Given two portlet views, FiringPortletView and ReceivingPortletView, you can set up your Vaadin Portlet IPC as follows:

public class FiringPortletView extends Div implements PortletView {

    private PortletViewContext portletContext;

    @Override
    public void onPortletViewContextInit(PortletViewContext context) {
        portletContext = context;

        Button button = new Button("Fire event", event -> portletContext
                .fireEvent("my-ipc-event", Collections.emptyMap()));
    }
}
public class ReceivingPortletView extends Div
        implements PortletView {

    @Override
    public void onPortletViewContextInit(PortletViewContext context) {
        context.addEventChangeListener("my-ipc-event", event -> Notification
                .show("Received '" + event.getEventName() + "' event!"));
    }
}

FiringPortletView.java implements the PortletView interface, which allows it to get PortletViewContext when it’s initialized. The button-click listener then calls the PortletViewContext::fireEvent(…​) method to fire an event. ReceivingPortletView.java also implements the PortletView interface, which allows it to add event listeners via PortletViewContext::addEventChangeListener() when it’s initialized. When adding an event listener, you can specify the event name for which you want to receive updates.

Events are fired using the PortletHub delivery method. Using PortletHub for IPC has the following benefits over the older Portlet 2.0 event mechanism:

  • Non-Vaadin portlets may receive these events on the client side as well.

  • Firing these events doesn’t require the code to be executed inside a portlet request.

  • These events don’t need to be registered into the portlet.xml or defined using the 3.0 specification annotations.

Note
The Vaadin Portlet IPC API doesn’t support Portlet 2.0-style event handling. The basic Portlet API can of course still be used if desired.

Registering a JavaScript Event Handler

Occasionally, you may want to receive a portlet event on the client side, without a server round-trip.
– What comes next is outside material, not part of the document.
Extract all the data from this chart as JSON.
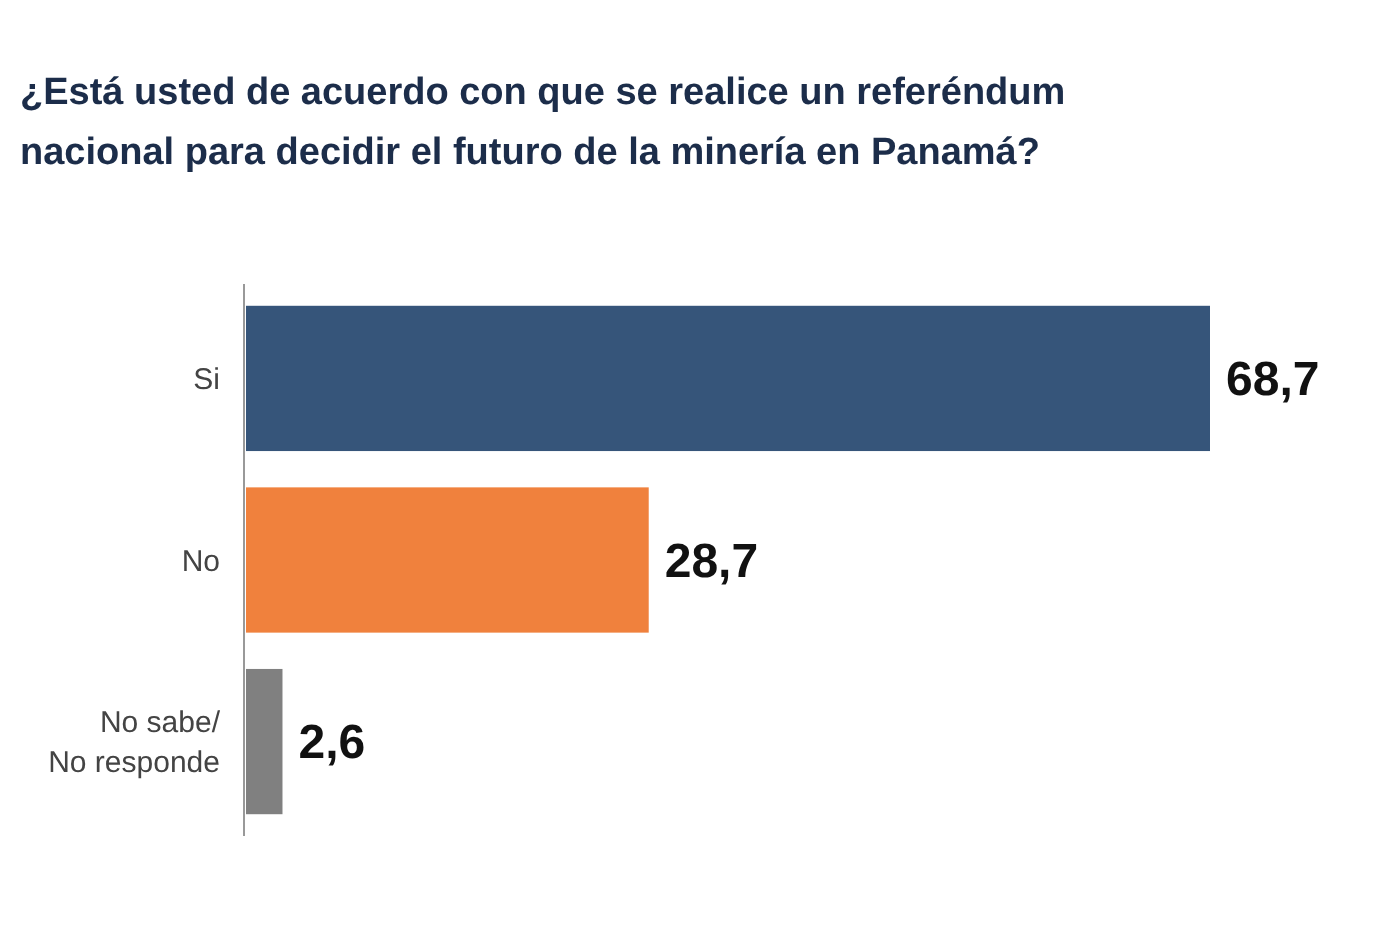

A client-side event listener handling events of type EVENT can be registered directly to the portlet hub:

const hub = window.Vaadin.Flow.Portlets[PORTLET_NS].hub();
hub.addEventListener(EVENT, function (type, state) { /* event handling code */ })

The portlet hub registrations for all Vaadin Portlets are stored in the window.Vaadin.Flow.Portlets object. To access the registration belonging to a specific portlet you need the namespace PORTLET_NS of your portlet. On the server side, you can get this by calling the method PortletResponse::getNamespace() of the current portlet response. The latter can be accessed in any portlet request handling context by calling VaadinPortletService.getCurrentResponse().getPortletResponse().